Reports from different districts of Sindh said dozens of scheduled banks have been torched and over 400 shops ransacked and looted in Naushahro Feroze, Dadu and other places. It is unfortunate that these shops mostly belonged to the people who speak other than Sindhi language.
The torching of Zarai Taraqiati Banks in different districts indicates that the miscreants wanted to destroy the record of their mortgaged lands. In fact, all scheduled banks, post offices and government buildings for the last two days have remained the main targets of the protesters.
All telephone exchanges in different districts have been torched and the entire communication system completely collapsed. Even cell phones of some companies are not working. The reporters are on the horns of a dilemma to transmit their reports.

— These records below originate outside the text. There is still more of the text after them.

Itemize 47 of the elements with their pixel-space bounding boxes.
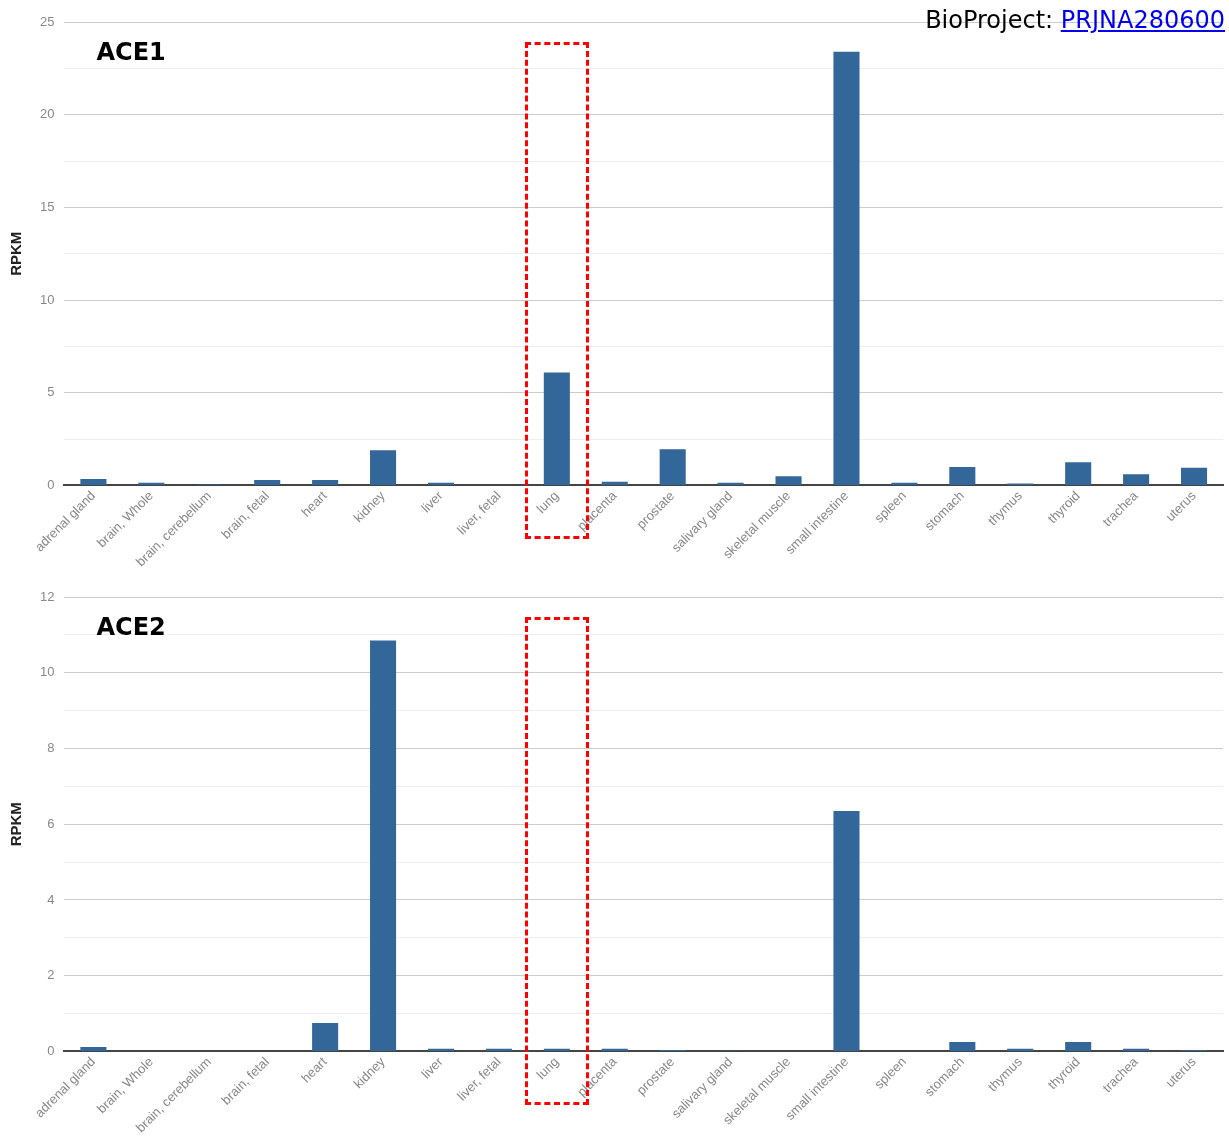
- bar: [427, 1048, 455, 1051]
- y-tick-label: 10: [39, 664, 55, 680]
- y-axis-title: RPKM: [7, 802, 25, 847]
- text: ACE2: [96, 613, 166, 642]
- bar: [1065, 1041, 1092, 1051]
- x-tick-label: lung: [533, 488, 562, 517]
- y-tick-label: 10: [39, 291, 55, 307]
- bar: [1181, 467, 1208, 485]
- bar: [370, 640, 397, 1051]
- bar: [543, 372, 570, 485]
- bar: [80, 478, 107, 485]
- bar: [659, 449, 686, 485]
- bar: [775, 476, 802, 485]
- bar: [601, 1048, 628, 1051]
- bar: [312, 479, 339, 485]
- y-tick-label: 20: [39, 106, 55, 122]
- bar: [1123, 474, 1150, 485]
- bar: [543, 1048, 570, 1051]
- bar: [1123, 1048, 1150, 1051]
- bar: [601, 481, 628, 485]
- bar: [254, 479, 281, 485]
- bar: [485, 1048, 512, 1051]
- y-tick-label: 8: [47, 740, 55, 756]
- y-tick-label: 0: [47, 477, 55, 493]
- bar: [312, 1023, 339, 1051]
- y-tick-label: 5: [47, 384, 55, 400]
- x-tick-label: liver: [418, 1053, 447, 1082]
- y-tick-label: 15: [39, 198, 55, 214]
- bar: [370, 450, 397, 485]
- bar: [1065, 462, 1092, 485]
- bar: [833, 51, 860, 485]
- y-tick-label: 2: [47, 967, 55, 983]
- bar: [80, 1046, 107, 1051]
- y-tick-label: 12: [39, 588, 55, 604]
- annotation: BioProject: PRJNA280600: [925, 6, 1225, 34]
- text: ACE1: [96, 38, 166, 67]
- bar: [833, 810, 860, 1051]
- x-tick-label: liver: [418, 487, 447, 516]
- y-tick-label: 6: [47, 815, 55, 831]
- bar: [949, 1041, 976, 1051]
- y-axis-title: RPKM: [7, 231, 25, 276]
- y-tick-label: 0: [47, 1043, 55, 1059]
- x-tick-label: lung: [533, 1054, 562, 1083]
- y-tick-label: 4: [47, 891, 55, 907]
- y-tick-label: 25: [39, 13, 55, 29]
- bar: [1007, 1048, 1034, 1051]
- bar: [949, 466, 976, 485]
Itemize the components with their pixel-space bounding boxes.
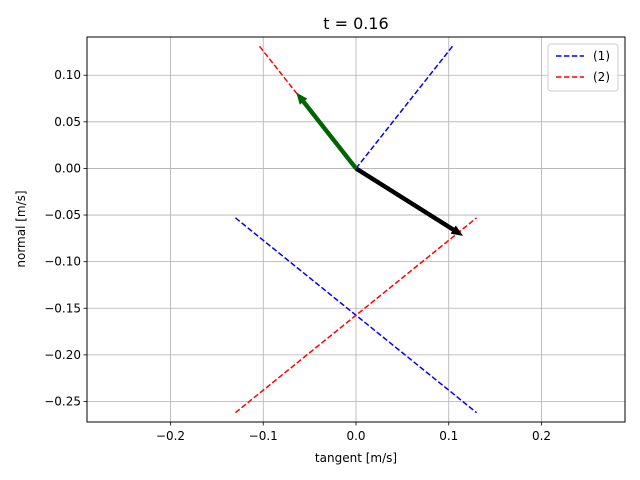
- velocity-vectors: [296, 92, 464, 236]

The acts of loot, arson and vandalism are clear acts of sabotage. Many a railway stations have been set ablaze and tracks destroyed as a result of which the up and down trains have been halted at different stations.
The road traffic between up and down country has also come to a grinding halt as scores of buses, trucks, and trailers have been set ablaze on National Highway. Scores of petrol pumps have also been put to torch and even motorcyclists cannot get petrol for their bikes. Travelling within and on the outskirts of the city has also become extremely difficult.
According to reports, the people including women who had come to Hyderabad for shopping from Kotri and other adjoining areas on Thursday evening, had to take refuge at the MQM’s zonal office where they had to stay for the night as all public transport had gone off the roads.
Similarly, at least 300 passengers, travelling by train for upcountry stations, were also accommodated and provided food and shelter by the MQM in different schools and mosques.
The help of Army has been sought too late when the government and private properties to the tune of hundreds of millions of rupees have already been destroyed in interior Sindh. It was only on Friday evening the Army began patrolling roads and one can only hope against hope that the situation would be normalised within next 24 hours.
No curfew has been imposed in any town of Sindh as reported on some TV channels.